How Willow Came to the Sanctuary
In August of 2020, Carolina Tiger Rescue got a call from a partner sanctuary in the Big Cat Sanctuary Alliance. A five-month-old female bobcat was in need of a home. The bobcat was found on the side of the road in Illinois with her brother in early May. The mother was nowhere to be found and the kittens had blood on their fur. Thankfully the blood was not from the kittens. An animal rescue group found the kittens and brought them to the rehabbers at TreeHouse Wildlife Center. Unfortunately the brother didn’t make it, but the little girl grew up healthy and strong. They worked for many months to wean the kitten and to keep her away from human contact as much as possible. Then it was time to move her and two other rehab bobcat kittens out into the prerelease enclosure. The other two bobcats scurried away but this little one decided that she would rather stay with the humans. This doesn’t make for a successful reintroduction into the wild. Bobcats and other wild animals that have become too attached to humans do not tend to survive and will often become a “nuisance” animal. They will approach people and look for food around humans. Because she was deemed non-releasable, they had to find a forever home for her.

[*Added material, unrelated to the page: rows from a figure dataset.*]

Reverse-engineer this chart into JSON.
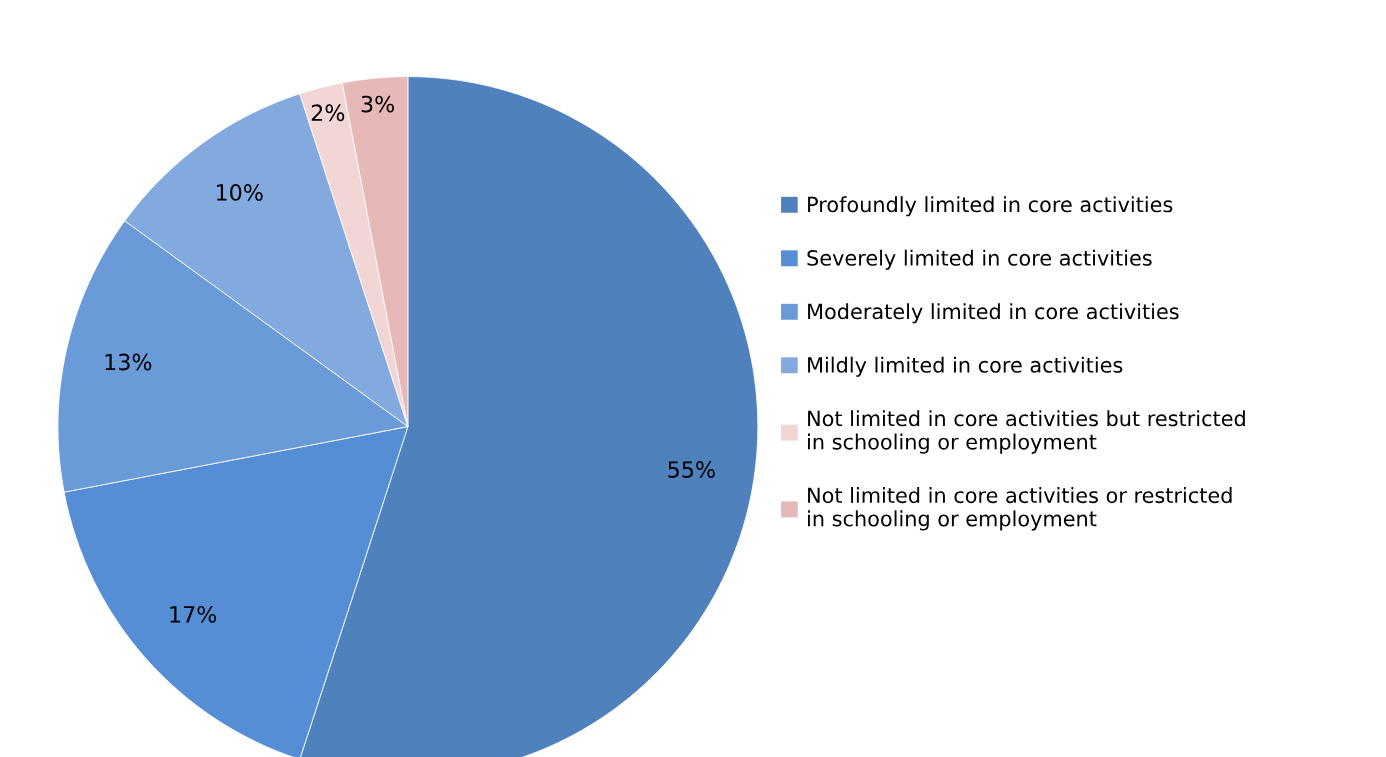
{
  "chart_data": {
    "type": "pie",
    "categories": [
      "Profoundly limited in core activities",
      "Severely limited in core activities",
      "Moderately limited in core activities",
      "Mildly limited in core activities",
      "Not limited in core activities but restricted\nin schooling or employment",
      "Not limited in core activities or restricted\nin schooling or employment"
    ],
    "values": [
      55,
      17,
      13,
      10,
      2,
      3
    ],
    "value_labels": [
      "55%",
      "17%",
      "13%",
      "10%",
      "2%",
      "3%"
    ],
    "colors": [
      "#4f81bd",
      "#558ed5",
      "#6a9bd8",
      "#83aadf",
      "#f2d5d5",
      "#e6b8b7"
    ],
    "legend": "right"
  }
}
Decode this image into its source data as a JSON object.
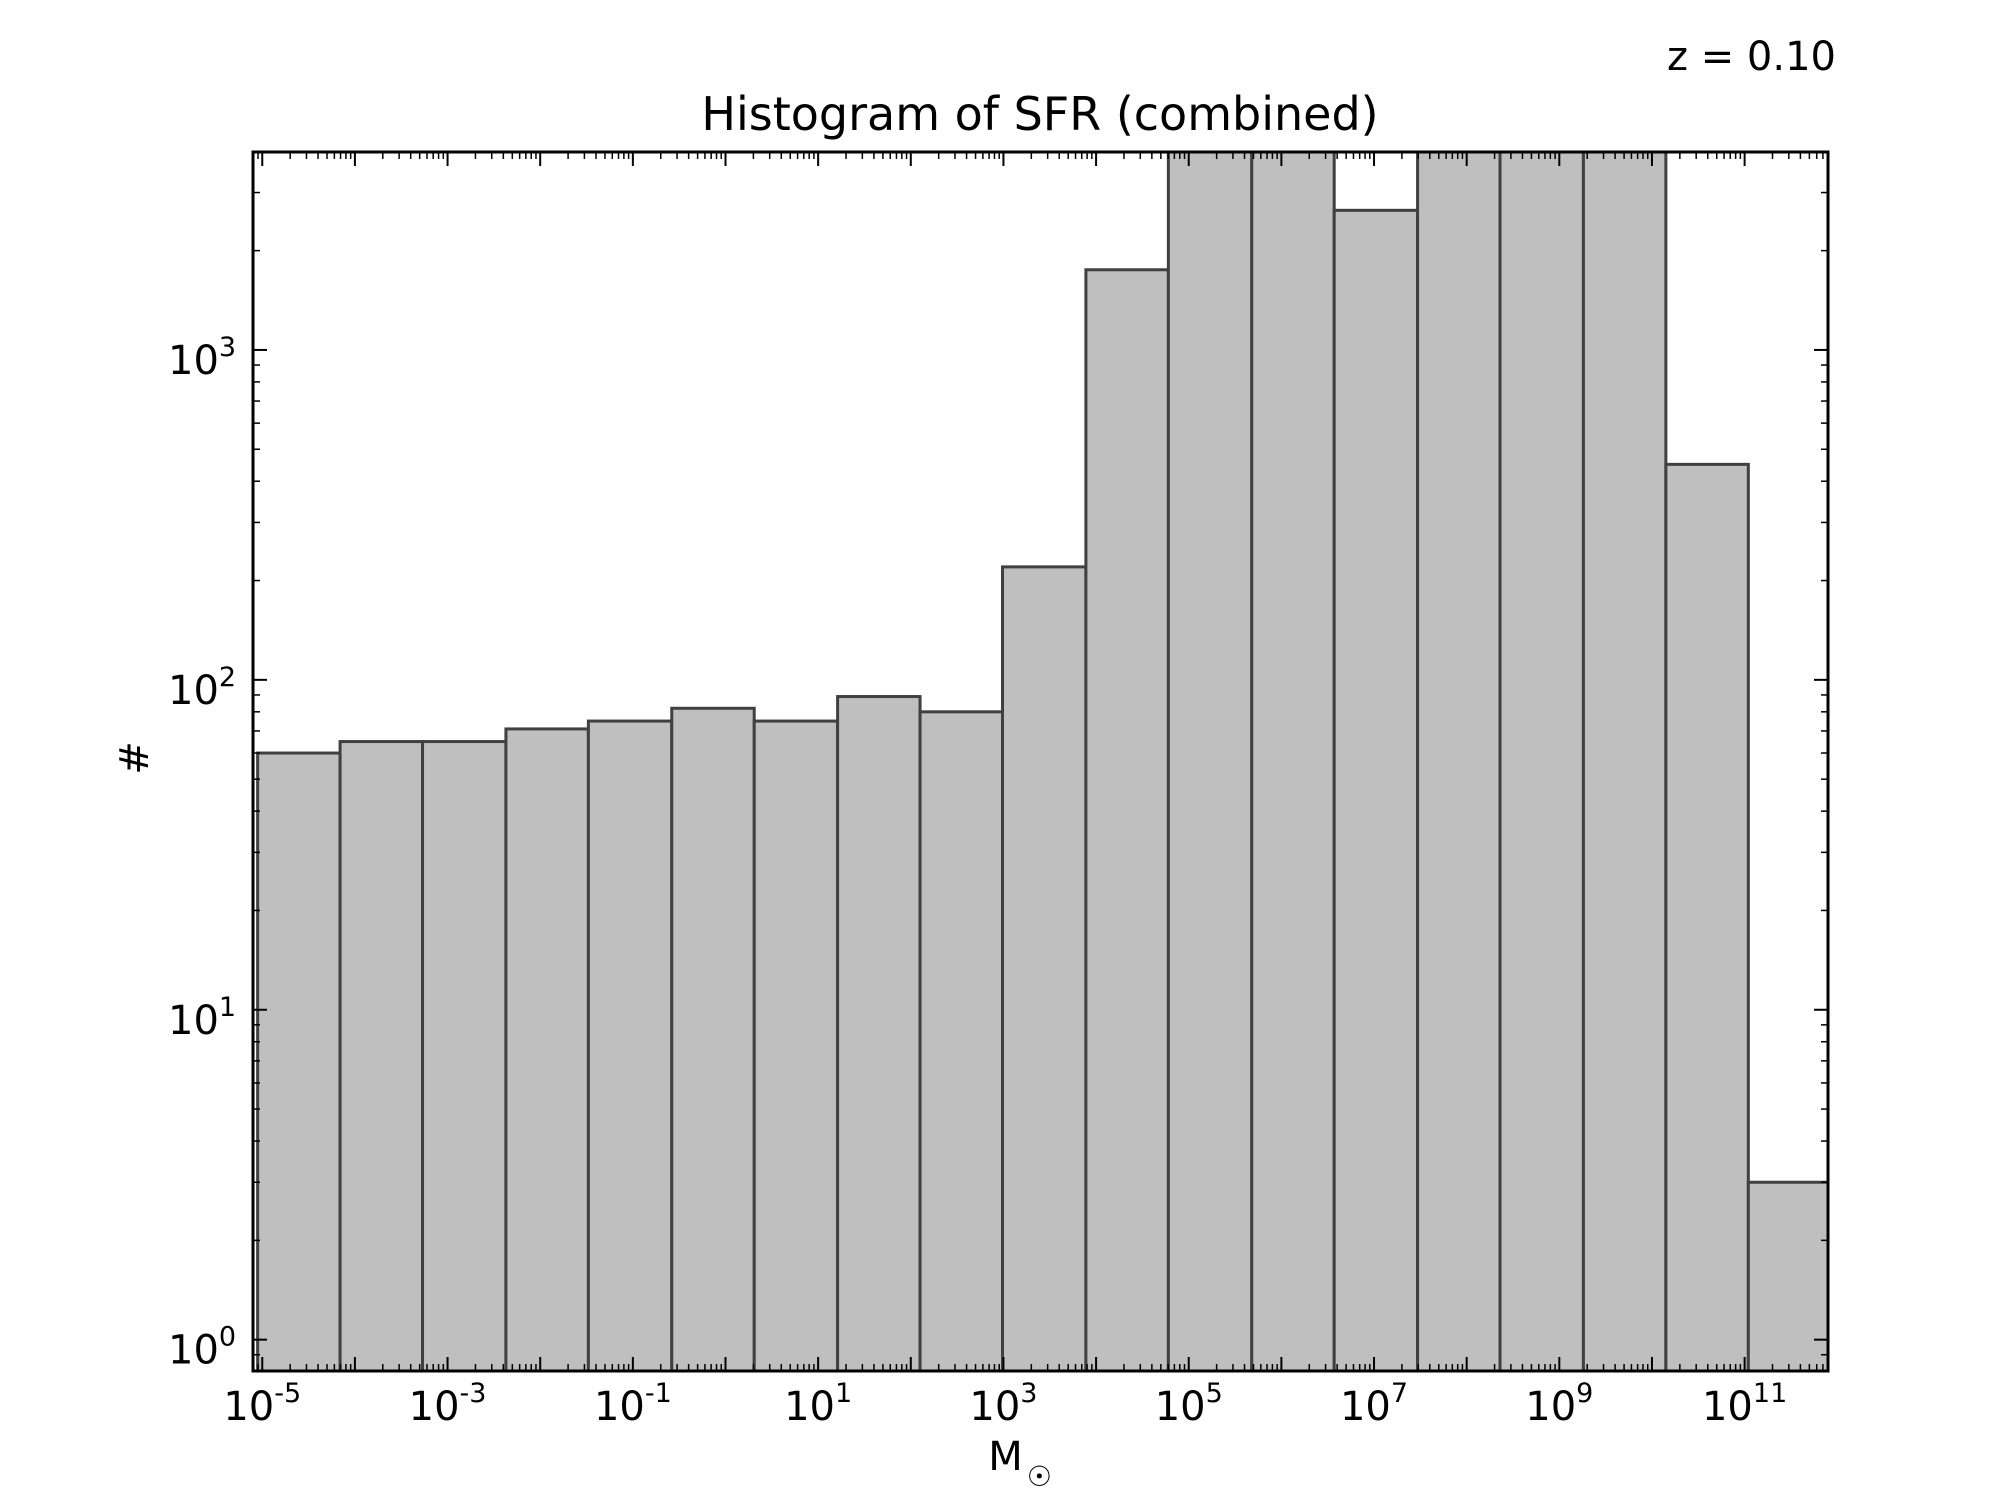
{
  "annotation": "z = 0.10",
  "chart_data": {
    "type": "bar",
    "title": "Histogram of SFR (combined)",
    "xlabel": "M",
    "xlabel_symbol": "☉",
    "ylabel": "#",
    "xscale": "log",
    "yscale": "log",
    "xlim_log10": [
      -5.1,
      11.9
    ],
    "ylim_log10": [
      -0.095,
      3.6
    ],
    "grid": false,
    "colors": {
      "bar_fill": "#bfbfbf",
      "bar_edge": "#404040"
    },
    "x_ticks": [
      {
        "base": "10",
        "exp": "-5",
        "log10": -5
      },
      {
        "base": "10",
        "exp": "-3",
        "log10": -3
      },
      {
        "base": "10",
        "exp": "-1",
        "log10": -1
      },
      {
        "base": "10",
        "exp": "1",
        "log10": 1
      },
      {
        "base": "10",
        "exp": "3",
        "log10": 3
      },
      {
        "base": "10",
        "exp": "5",
        "log10": 5
      },
      {
        "base": "10",
        "exp": "7",
        "log10": 7
      },
      {
        "base": "10",
        "exp": "9",
        "log10": 9
      },
      {
        "base": "10",
        "exp": "11",
        "log10": 11
      }
    ],
    "y_ticks": [
      {
        "base": "10",
        "exp": "0",
        "log10": 0
      },
      {
        "base": "10",
        "exp": "1",
        "log10": 1
      },
      {
        "base": "10",
        "exp": "2",
        "log10": 2
      },
      {
        "base": "10",
        "exp": "3",
        "log10": 3
      }
    ],
    "bins_log10": [
      [
        -5.05,
        -4.16
      ],
      [
        -4.16,
        -3.27
      ],
      [
        -3.27,
        -2.37
      ],
      [
        -2.37,
        -1.48
      ],
      [
        -1.48,
        -0.58
      ],
      [
        -0.58,
        0.31
      ],
      [
        0.31,
        1.21
      ],
      [
        1.21,
        2.1
      ],
      [
        2.1,
        2.99
      ],
      [
        2.99,
        3.89
      ],
      [
        3.89,
        4.78
      ],
      [
        4.78,
        5.68
      ],
      [
        5.68,
        6.57
      ],
      [
        6.57,
        7.47
      ],
      [
        7.47,
        8.36
      ],
      [
        8.36,
        9.26
      ],
      [
        9.26,
        10.15
      ],
      [
        10.15,
        11.04
      ],
      [
        11.04,
        11.94
      ]
    ],
    "values": [
      60,
      65,
      65,
      71,
      75,
      82,
      75,
      89,
      80,
      220,
      1750,
      5000,
      5000,
      2650,
      5000,
      5000,
      5000,
      450,
      3
    ]
  }
}
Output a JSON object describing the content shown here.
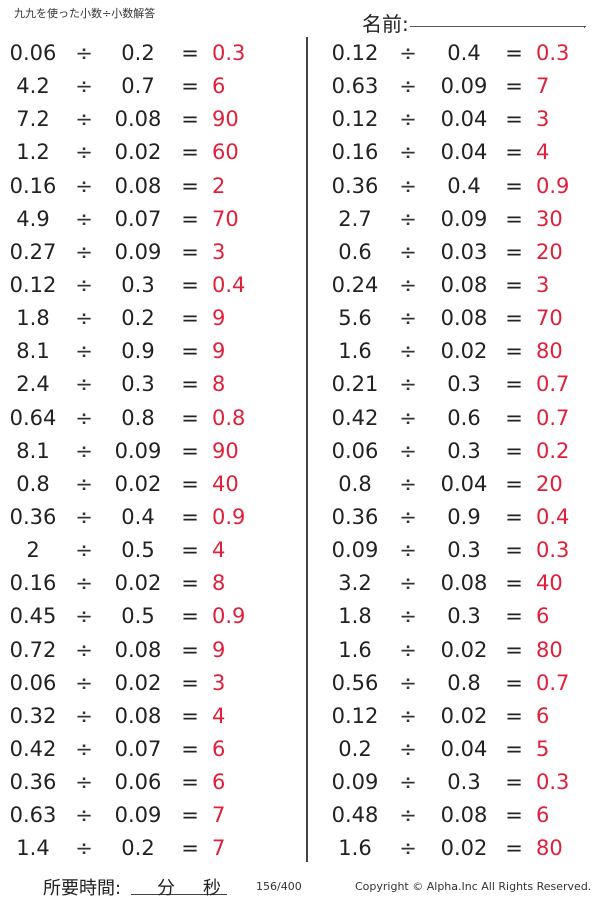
{
  "header": {
    "title": "九九を使った小数÷小数解答",
    "name_label": "名前:"
  },
  "symbols": {
    "div": "÷",
    "eq": "="
  },
  "left": [
    {
      "a": "0.06",
      "b": "0.2",
      "ans": "0.3"
    },
    {
      "a": "4.2",
      "b": "0.7",
      "ans": "6"
    },
    {
      "a": "7.2",
      "b": "0.08",
      "ans": "90"
    },
    {
      "a": "1.2",
      "b": "0.02",
      "ans": "60"
    },
    {
      "a": "0.16",
      "b": "0.08",
      "ans": "2"
    },
    {
      "a": "4.9",
      "b": "0.07",
      "ans": "70"
    },
    {
      "a": "0.27",
      "b": "0.09",
      "ans": "3"
    },
    {
      "a": "0.12",
      "b": "0.3",
      "ans": "0.4"
    },
    {
      "a": "1.8",
      "b": "0.2",
      "ans": "9"
    },
    {
      "a": "8.1",
      "b": "0.9",
      "ans": "9"
    },
    {
      "a": "2.4",
      "b": "0.3",
      "ans": "8"
    },
    {
      "a": "0.64",
      "b": "0.8",
      "ans": "0.8"
    },
    {
      "a": "8.1",
      "b": "0.09",
      "ans": "90"
    },
    {
      "a": "0.8",
      "b": "0.02",
      "ans": "40"
    },
    {
      "a": "0.36",
      "b": "0.4",
      "ans": "0.9"
    },
    {
      "a": "2",
      "b": "0.5",
      "ans": "4"
    },
    {
      "a": "0.16",
      "b": "0.02",
      "ans": "8"
    },
    {
      "a": "0.45",
      "b": "0.5",
      "ans": "0.9"
    },
    {
      "a": "0.72",
      "b": "0.08",
      "ans": "9"
    },
    {
      "a": "0.06",
      "b": "0.02",
      "ans": "3"
    },
    {
      "a": "0.32",
      "b": "0.08",
      "ans": "4"
    },
    {
      "a": "0.42",
      "b": "0.07",
      "ans": "6"
    },
    {
      "a": "0.36",
      "b": "0.06",
      "ans": "6"
    },
    {
      "a": "0.63",
      "b": "0.09",
      "ans": "7"
    },
    {
      "a": "1.4",
      "b": "0.2",
      "ans": "7"
    }
  ],
  "right": [
    {
      "a": "0.12",
      "b": "0.4",
      "ans": "0.3"
    },
    {
      "a": "0.63",
      "b": "0.09",
      "ans": "7"
    },
    {
      "a": "0.12",
      "b": "0.04",
      "ans": "3"
    },
    {
      "a": "0.16",
      "b": "0.04",
      "ans": "4"
    },
    {
      "a": "0.36",
      "b": "0.4",
      "ans": "0.9"
    },
    {
      "a": "2.7",
      "b": "0.09",
      "ans": "30"
    },
    {
      "a": "0.6",
      "b": "0.03",
      "ans": "20"
    },
    {
      "a": "0.24",
      "b": "0.08",
      "ans": "3"
    },
    {
      "a": "5.6",
      "b": "0.08",
      "ans": "70"
    },
    {
      "a": "1.6",
      "b": "0.02",
      "ans": "80"
    },
    {
      "a": "0.21",
      "b": "0.3",
      "ans": "0.7"
    },
    {
      "a": "0.42",
      "b": "0.6",
      "ans": "0.7"
    },
    {
      "a": "0.06",
      "b": "0.3",
      "ans": "0.2"
    },
    {
      "a": "0.8",
      "b": "0.04",
      "ans": "20"
    },
    {
      "a": "0.36",
      "b": "0.9",
      "ans": "0.4"
    },
    {
      "a": "0.09",
      "b": "0.3",
      "ans": "0.3"
    },
    {
      "a": "3.2",
      "b": "0.08",
      "ans": "40"
    },
    {
      "a": "1.8",
      "b": "0.3",
      "ans": "6"
    },
    {
      "a": "1.6",
      "b": "0.02",
      "ans": "80"
    },
    {
      "a": "0.56",
      "b": "0.8",
      "ans": "0.7"
    },
    {
      "a": "0.12",
      "b": "0.02",
      "ans": "6"
    },
    {
      "a": "0.2",
      "b": "0.04",
      "ans": "5"
    },
    {
      "a": "0.09",
      "b": "0.3",
      "ans": "0.3"
    },
    {
      "a": "0.48",
      "b": "0.08",
      "ans": "6"
    },
    {
      "a": "1.6",
      "b": "0.02",
      "ans": "80"
    }
  ],
  "footer": {
    "time_label": "所要時間:",
    "minutes_label": "分",
    "seconds_label": "秒",
    "page": "156/400",
    "copyright": "Copyright © Alpha.Inc All Rights Reserved."
  }
}
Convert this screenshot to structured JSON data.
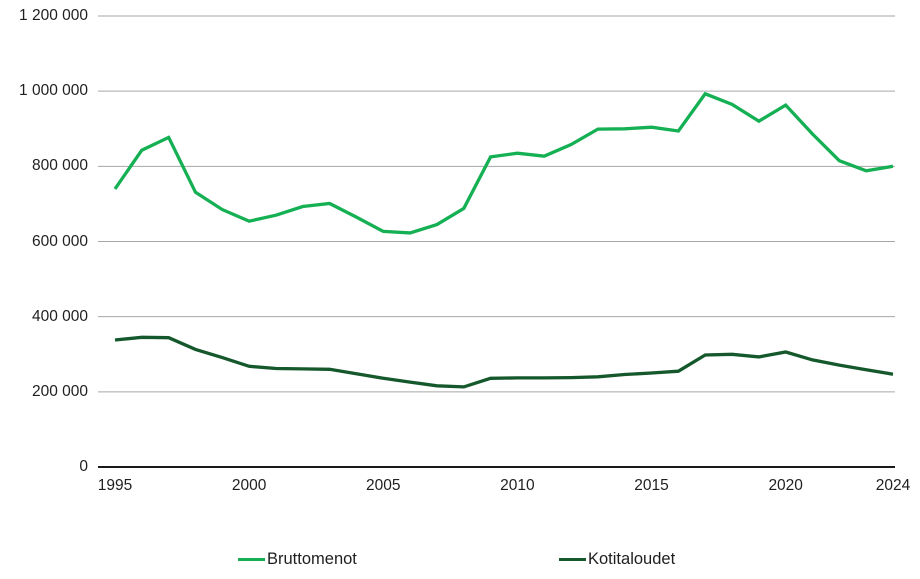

The rehabbers made a call to Turpentine Creek Wildlife Refuge who passed her information along to The Wildcat Sanctuary. They in turned contacted us and we made arrangements to bring the kitten home. TreeHouse had a wonderful volunteer who offered to drive the kitten to us. After an eleven hour drive, she arrived safe and sound to the sanctuary. We are so excited to offer her a home and are always happy to work with our wonderful sister sanctuaries.
Willow is settling into the sanctuary life well. It was clear pretty quickly why she could not be released back into the wild. While nervous around her new caretakers, she has quickly warmed up to them and is now taking treats off a stick from them. She enjoys enrichment and making a mess for her keepers to clean up!
Willow has typical bobcat coloration. She has grays and browns mixed into her fluffy fur. Her spots are well pronounced at this time as well. She has some growing to do, since she is still a kitten. She has big eyes and a very pink nose!
Where in Sanctuary
Willow is currently living in an off tour enclosure. She is located in Elm Grove next to Ranger Bobcat and Santana Serval.
Wild Born Animals
It is unclear how Willow became orphaned. However, one problem many wild animals face and one that is becoming more common is loss of habitat due to human encroachment. As we humans continue to expand our territory, it is important to remember we need to preserve land for the wild animals and make corridors and pathways for their territory to remain accessible so they can remain wild.